Arriving around the same time, we learned this week, will be Primo, the London hit adapted by and starring Antony Sher. It will officially open July 12, playing a limited engagement through Aug. 7. Richard Wilson, who directed the London production, will helm the Broadway run as well. Sher will star as Holocaust survivor Primo Levi.
Helpfully ensuring variety in Times Square will be The Blonde in the Thunderbird at the Brooks Atkinston, starring none other than "Three's Company" star Suzanne Somers. The "one woman musical show" will play a limited run July 8-Sept. 3. Somers, it is said, will talk and sing.
Due much later in the coming season will be producer Margo Lion's first big Broadway project since Hairspray. The Wedding Singer, a new musical based on the hit Adam Sandler movie of the same name, will open on Broadway in spring 2006 after a tryout in Seattle (the same route Lion used with Hairspray). As with Lion's previous hit, The Wedding Singer will feature a creative team getting its first big break, Broadway-wise: composer Matthew Sklar, lyricist Chad Beguelin and librettists Beguelin and Tim Herlihy.
Playwright Jon Robin Baitz and actor Ron Rifkin have enjoyed their best luck in the theatre when together. Their collaborations on The Substance of Fire and Three Hotels more than a decade ago put Baitz on the map and resurrected Rifkin's then flagging acting career. With The Paris Letter, to begin its New York premiere May 13 at the Roundabout's Laura Pels Theatre, the two reunite. Rifkin plays a Wall Street hotshot whose past catches up with him and threatens both his personal and professional lives. Rifkin, of course, is no longer struggling. He's played the main baddie on TV's popular "Alias" for several seasons and is as big a star as he's ever been. Joining him will be Michele Pawk and John Glover. Directing is helmsman of the moment, Doug Hughes; the play will replace current Laura Pels tenant, McReele, which was also directed by Hughes. In fact, the bathrooms at the Pels now read "Hers" and "Hughes."

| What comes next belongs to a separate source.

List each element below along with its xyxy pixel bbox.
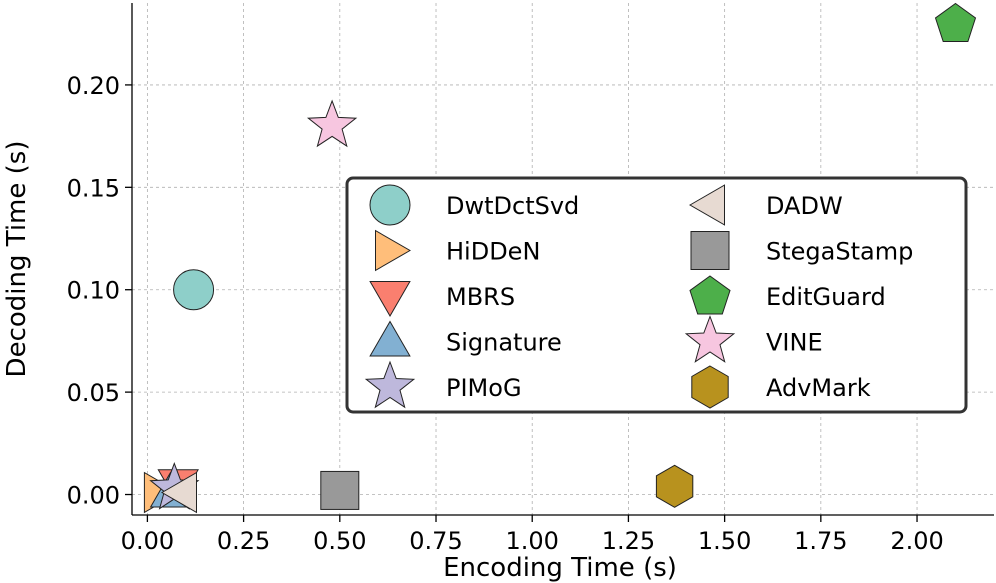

Finally, the Tony Administration Committee convened April 14 in the Sistine Chapel—I mean, some office in the west 40s—to make a host a eligibility judgements regarding shows that had opened on Broadway since the New Year. Among the decisions: Three of Spamalot's men, Tim Curry, David Hyde Pierce and Hank Azaria, will be eligible as leading actors; and both John Lithgow and Norbert Leo Butz of Dirty Rotten Scoundrels, will be considered leading men as well. And that, friends, is how you neatly fill out the five-nominee Leading Actor in a Musical category.